Cuando introducía la
cabeza en uno de ellos el aire y el sonido cambiaban, y ello me producía la
sensación de encontrarme en otra dimensión. Las imágenes del exterior se
deformaban por la lente plástica de la visera, las voces y sonidos quedaban
ensordecidos por el caparazón como cuando oyes hablar a través de una pared, y
mi respiración y susurros se encapsulaban en un eco mágico que me aislaba de la
realidad. Permanecía allí simulando que viajaba y contemplando el exterior,
absorto y asombrado, como quien contempla por primera vez la Tierra desde un
trasbordador, o un abismo desde la escotilla de un submarino.
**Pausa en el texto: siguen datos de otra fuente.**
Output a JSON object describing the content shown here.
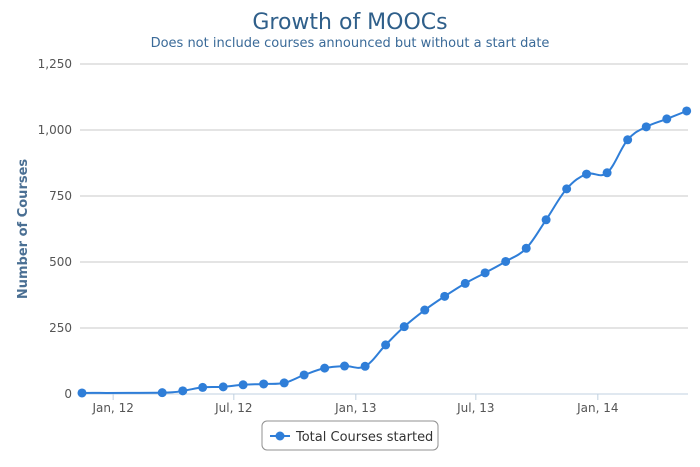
{
  "chart_data": {
    "type": "line",
    "title": "Growth of MOOCs",
    "subtitle": "Does not include courses announced but without a start date",
    "xlabel": "",
    "ylabel": "Number of Courses",
    "ylim": [
      0,
      1250
    ],
    "yticks": [
      0,
      250,
      500,
      750,
      1000,
      1250
    ],
    "ytick_labels": [
      "0",
      "250",
      "500",
      "750",
      "1,000",
      "1,250"
    ],
    "xlim": [
      "2011-11-12",
      "2014-05-17"
    ],
    "xticks": [
      {
        "date": "2012-01-01",
        "label": "Jan, 12"
      },
      {
        "date": "2012-07-01",
        "label": "Jul, 12"
      },
      {
        "date": "2013-01-01",
        "label": "Jan, 13"
      },
      {
        "date": "2013-07-01",
        "label": "Jul, 13"
      },
      {
        "date": "2014-01-01",
        "label": "Jan, 14"
      }
    ],
    "grid": true,
    "legend": "bottom-center",
    "color": "#2f7ed8",
    "series": [
      {
        "name": "Total Courses started",
        "points": [
          {
            "x": "2011-11-15",
            "y": 4
          },
          {
            "x": "2012-03-15",
            "y": 5
          },
          {
            "x": "2012-04-15",
            "y": 12
          },
          {
            "x": "2012-05-15",
            "y": 25
          },
          {
            "x": "2012-06-15",
            "y": 27
          },
          {
            "x": "2012-07-15",
            "y": 35
          },
          {
            "x": "2012-08-15",
            "y": 38
          },
          {
            "x": "2012-09-15",
            "y": 42
          },
          {
            "x": "2012-10-15",
            "y": 72
          },
          {
            "x": "2012-11-15",
            "y": 98
          },
          {
            "x": "2012-12-15",
            "y": 106
          },
          {
            "x": "2013-01-15",
            "y": 105
          },
          {
            "x": "2013-02-15",
            "y": 186
          },
          {
            "x": "2013-03-15",
            "y": 255
          },
          {
            "x": "2013-04-15",
            "y": 318
          },
          {
            "x": "2013-05-15",
            "y": 370
          },
          {
            "x": "2013-06-15",
            "y": 419
          },
          {
            "x": "2013-07-15",
            "y": 459
          },
          {
            "x": "2013-08-15",
            "y": 502
          },
          {
            "x": "2013-09-15",
            "y": 552
          },
          {
            "x": "2013-10-15",
            "y": 660
          },
          {
            "x": "2013-11-15",
            "y": 777
          },
          {
            "x": "2013-12-15",
            "y": 833
          },
          {
            "x": "2014-01-15",
            "y": 838
          },
          {
            "x": "2014-02-15",
            "y": 963
          },
          {
            "x": "2014-03-15",
            "y": 1012
          },
          {
            "x": "2014-04-15",
            "y": 1042
          },
          {
            "x": "2014-05-15",
            "y": 1072
          }
        ]
      }
    ]
  }
}
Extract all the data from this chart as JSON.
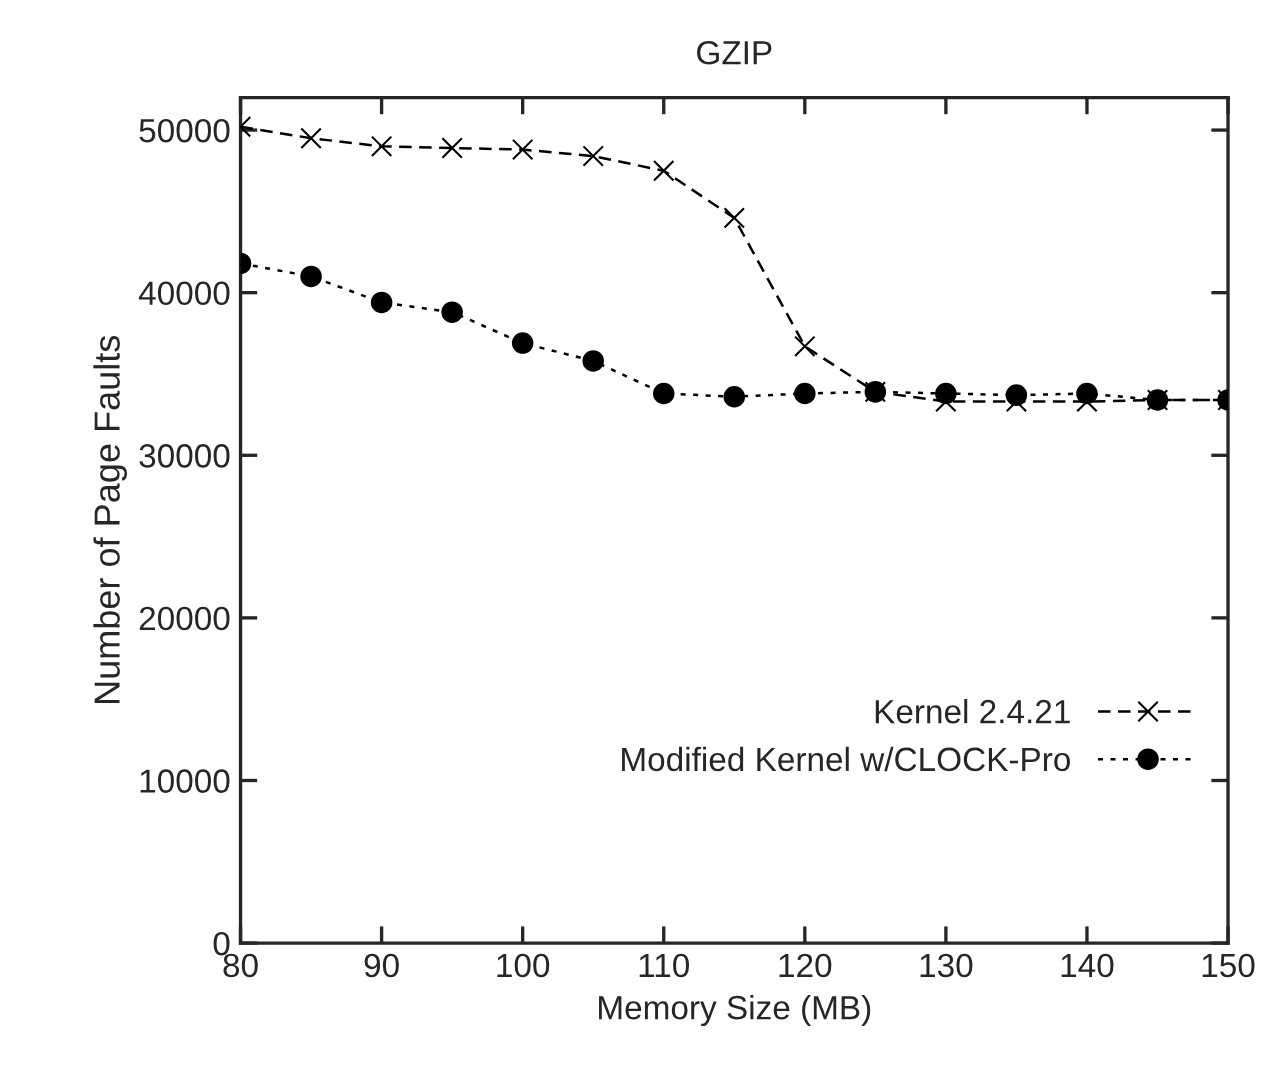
{
  "chart_data": {
    "type": "line",
    "title": "GZIP",
    "xlabel": "Memory Size (MB)",
    "ylabel": "Number of Page Faults",
    "x": [
      80,
      85,
      90,
      95,
      100,
      105,
      110,
      115,
      120,
      125,
      130,
      135,
      140,
      145,
      150
    ],
    "series": [
      {
        "name": "Kernel 2.4.21",
        "color": "#000000",
        "marker": "cross",
        "line_style": "dashed",
        "values": [
          50200,
          49500,
          49000,
          48900,
          48800,
          48400,
          47500,
          44600,
          36700,
          33900,
          33300,
          33300,
          33300,
          33400,
          33400
        ]
      },
      {
        "name": "Modified Kernel w/CLOCK-Pro",
        "color": "#000000",
        "marker": "circle",
        "line_style": "dotted",
        "values": [
          41800,
          41000,
          39400,
          38800,
          36900,
          35800,
          33800,
          33600,
          33800,
          33900,
          33800,
          33700,
          33800,
          33400,
          33400
        ]
      }
    ],
    "xlim": [
      80,
      150
    ],
    "xticks": [
      80,
      90,
      100,
      110,
      120,
      130,
      140,
      150
    ],
    "ylim": [
      0,
      52000
    ],
    "yticks": [
      0,
      10000,
      20000,
      30000,
      40000,
      50000
    ],
    "grid": false,
    "legend": "lower right"
  }
}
Estoy seguro de
que incluso conseguía desaparecer del mundo por breves segundos.
El local estaba inundado
de un olor peculiar, un revoltijo de amoniaco, perfume, laca y polvos de talco. Como si se tratase de ingredientes de una antigua botica, encontrabas gran cantidad de botes, paletas, peines y
pinzas; algunos de los botes, junto con grandes tubitos de aluminio similares a
los de pasta de dientes, se mezclaban manualmente en un cuenco, en proporciones
medidas a ojo de buen artesano. La mezcla se administraba con delicadeza en el
cabello de aquellas orondas gallinas que no dejaban de cacarear. Gajes del
oficio. Yo me quedaba mirando aquellos mejunjes como si fuesen pócimas
elaboradas en un aquelarre de medio día.
Si necesitaba intimidad,
cogía uno de los baberos con cierre de velcro, utilizados en los cortes de
pelo; me lo colocaba cual capa de súper héroe y me escondía en la trastienda. Sólo
tenía que cruzar una puerta que nunca se cerraba para entrar en esa habitación
sombría, repleta de trastos y máquinas rotas. En la penumbra me rodeaban como lápidas
desordenadas en un cementerio de metal. Me asustaba y atraía a partes iguales.
Cuando crecí y comenzaron
las obligaciones del colegio, y tenía edad para poder estar en la calle sin
preocupar a nadie, pasaba por la peluquería con menor frecuencia, pero seguía
pasando. Pegaba en la lámina de cristal incrustado en la puerta de la entrada y
al abrirse encontraba a mi madre de pie, tras la butaca de cuero adornada con las cabezas reclinadas de las
clientas, con un peine en una mano y unas tijeras en la otra, reflejando su
sonrisa en el enorme espejo de la pared.
Jandro Güell.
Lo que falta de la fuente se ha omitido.